Do neural networks learn to implement algorithms such as look-ahead or search "in the wild"? Or do they rely purely on collections of simple heuristics? We present evidence of learned look-ahead in the policy network of Leela Chess Zero, the currently strongest neural chess engine. We find that Leela internally represents future optimal moves and that these representations are crucial for its final output in certain board states. Concretely, we exploit the fact that Leela is a transformer that treats every chessboard square like a token in language models, and give three lines of evidence (1) activations on certain squares of future moves are unusually important causally; (2) we find attention heads that move important information "forward and backward in time," e.g., from squares of future moves to squares of earlier ones; and (3) we train a simple probe that can predict the optimal move 2 turns ahead with 92% accuracy (in board states where Leela finds a single best line). These findings are an existence proof of learned look-ahead in neural networks and might be a step towards a better understanding of their capabilities.

Figures (13)

• Figure 1: Activation patching lets us study where important information is stored in Leela. Here, we patch an activation in one particular square and layer from the forward pass on a "corrupted" board state (bottom) into the forward pass on a "clean" state (top). Each row in the network corresponds to one chessboard square, which Leela treats like a token in a language model. The intervention drastically affects Leela's output (right), telling us that the activation on the patched square stores information necessary for Leela's performance in this state. Only patching on specific squares has significant effects. See https://leela-interp.github.io/ for more (animated) examples.
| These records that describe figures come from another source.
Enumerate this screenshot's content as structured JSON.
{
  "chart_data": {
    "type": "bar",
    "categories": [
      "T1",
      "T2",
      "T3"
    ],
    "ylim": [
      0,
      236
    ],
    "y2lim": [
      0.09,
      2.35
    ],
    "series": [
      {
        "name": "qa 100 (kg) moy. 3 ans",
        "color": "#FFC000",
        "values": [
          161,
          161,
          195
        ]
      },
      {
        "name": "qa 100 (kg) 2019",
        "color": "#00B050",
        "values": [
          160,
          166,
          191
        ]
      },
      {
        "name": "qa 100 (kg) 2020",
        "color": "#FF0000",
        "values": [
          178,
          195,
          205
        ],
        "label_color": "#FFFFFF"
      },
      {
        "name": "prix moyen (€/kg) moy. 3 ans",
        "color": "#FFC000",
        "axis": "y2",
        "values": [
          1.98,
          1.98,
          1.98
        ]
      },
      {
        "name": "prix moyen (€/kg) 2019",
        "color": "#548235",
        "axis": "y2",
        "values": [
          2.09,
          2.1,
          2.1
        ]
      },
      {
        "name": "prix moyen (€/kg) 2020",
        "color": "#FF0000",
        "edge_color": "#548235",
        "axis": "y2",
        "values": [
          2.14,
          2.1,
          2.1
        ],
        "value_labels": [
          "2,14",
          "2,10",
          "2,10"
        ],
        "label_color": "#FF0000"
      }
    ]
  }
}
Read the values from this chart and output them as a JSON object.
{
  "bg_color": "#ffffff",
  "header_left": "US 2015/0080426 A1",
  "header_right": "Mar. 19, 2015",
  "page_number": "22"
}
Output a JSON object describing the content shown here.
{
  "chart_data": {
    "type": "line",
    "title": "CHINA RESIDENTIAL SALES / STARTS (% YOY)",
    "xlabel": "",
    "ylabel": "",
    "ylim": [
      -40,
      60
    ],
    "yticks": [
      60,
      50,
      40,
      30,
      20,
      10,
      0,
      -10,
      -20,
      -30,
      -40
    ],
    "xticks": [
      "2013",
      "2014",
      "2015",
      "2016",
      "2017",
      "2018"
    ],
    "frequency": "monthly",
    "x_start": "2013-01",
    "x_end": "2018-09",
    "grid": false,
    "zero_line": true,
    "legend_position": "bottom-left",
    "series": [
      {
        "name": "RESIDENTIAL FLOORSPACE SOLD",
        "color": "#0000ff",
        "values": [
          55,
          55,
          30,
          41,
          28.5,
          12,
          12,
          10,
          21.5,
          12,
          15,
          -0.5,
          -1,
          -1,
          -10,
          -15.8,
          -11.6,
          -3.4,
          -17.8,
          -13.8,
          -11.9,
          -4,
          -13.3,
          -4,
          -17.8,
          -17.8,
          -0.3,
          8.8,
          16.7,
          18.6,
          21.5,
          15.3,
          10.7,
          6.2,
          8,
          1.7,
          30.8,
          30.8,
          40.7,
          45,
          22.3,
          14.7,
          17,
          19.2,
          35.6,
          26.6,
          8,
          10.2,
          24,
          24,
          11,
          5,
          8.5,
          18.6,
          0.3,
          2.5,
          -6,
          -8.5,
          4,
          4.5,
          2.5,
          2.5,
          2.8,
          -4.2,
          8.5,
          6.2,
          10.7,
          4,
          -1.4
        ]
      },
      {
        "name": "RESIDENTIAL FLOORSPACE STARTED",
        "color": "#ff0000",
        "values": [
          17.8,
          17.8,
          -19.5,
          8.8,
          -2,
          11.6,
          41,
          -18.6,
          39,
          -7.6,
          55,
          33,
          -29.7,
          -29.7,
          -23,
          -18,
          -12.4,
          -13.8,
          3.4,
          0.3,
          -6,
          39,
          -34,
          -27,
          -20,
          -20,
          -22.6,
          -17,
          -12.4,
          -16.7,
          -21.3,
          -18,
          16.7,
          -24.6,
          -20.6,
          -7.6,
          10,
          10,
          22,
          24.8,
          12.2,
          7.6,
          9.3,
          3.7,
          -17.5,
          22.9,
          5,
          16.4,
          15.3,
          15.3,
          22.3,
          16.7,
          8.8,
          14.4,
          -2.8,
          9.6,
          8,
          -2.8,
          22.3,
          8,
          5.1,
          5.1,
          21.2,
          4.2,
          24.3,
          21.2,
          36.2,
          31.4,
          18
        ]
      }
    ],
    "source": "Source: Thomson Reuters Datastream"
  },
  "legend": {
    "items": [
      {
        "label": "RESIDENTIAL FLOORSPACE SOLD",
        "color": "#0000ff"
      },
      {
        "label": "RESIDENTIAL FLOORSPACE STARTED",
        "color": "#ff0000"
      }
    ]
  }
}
• Figure 2: Top row: An example of the puzzles we use. It is white's turn in the starting state, and the only winning action is to move the knight to g6. Black's only response is taking the knight with the pawn; then white checkmates by moving the rook to h4. We will see the colored squares again: the target square of the 1st move in this principal variation (green) and the target square of the 3rd move (blue). Below: Leela receives each state as a separate input and computes a policy in that state.
• Figure 3: Results from activation patching in the residual stream. The top row shows results in a single example state at three select layers. Darker squares correspond to larger effects from intervening on that square. In the early layer, the effect is strongest when patching on the corrupted square h6, then in middle layers, the 3rd move target square h4 becomes important, and finally the 1st move target square g6 dominates in late layers. The line plot below shows mean effects over the entire dataset, demonstrating that this pattern holds beyond just this example. The "other squares" line is the maximum effect over all 61 other squares (where the maximum is taken per board state and then averaged). Error bars are two times the standard error of the mean.
• Figure 4: Mean log odds reduction from activation patching attention head outputs one head a a time. The head that stands out the most is L12H12.
• Figure 5: Zero-ablations in the attention pattern in L12H12. Green line: ablation of the attention entry with key on the 3rd and query on the 1st target square. Gray line: ablation of all 4095 other entries at once. The lines show the effect at a given percentile of puzzles sorted by effect size. Error bars are 95% CIs; see \ref{['sec:errors']}.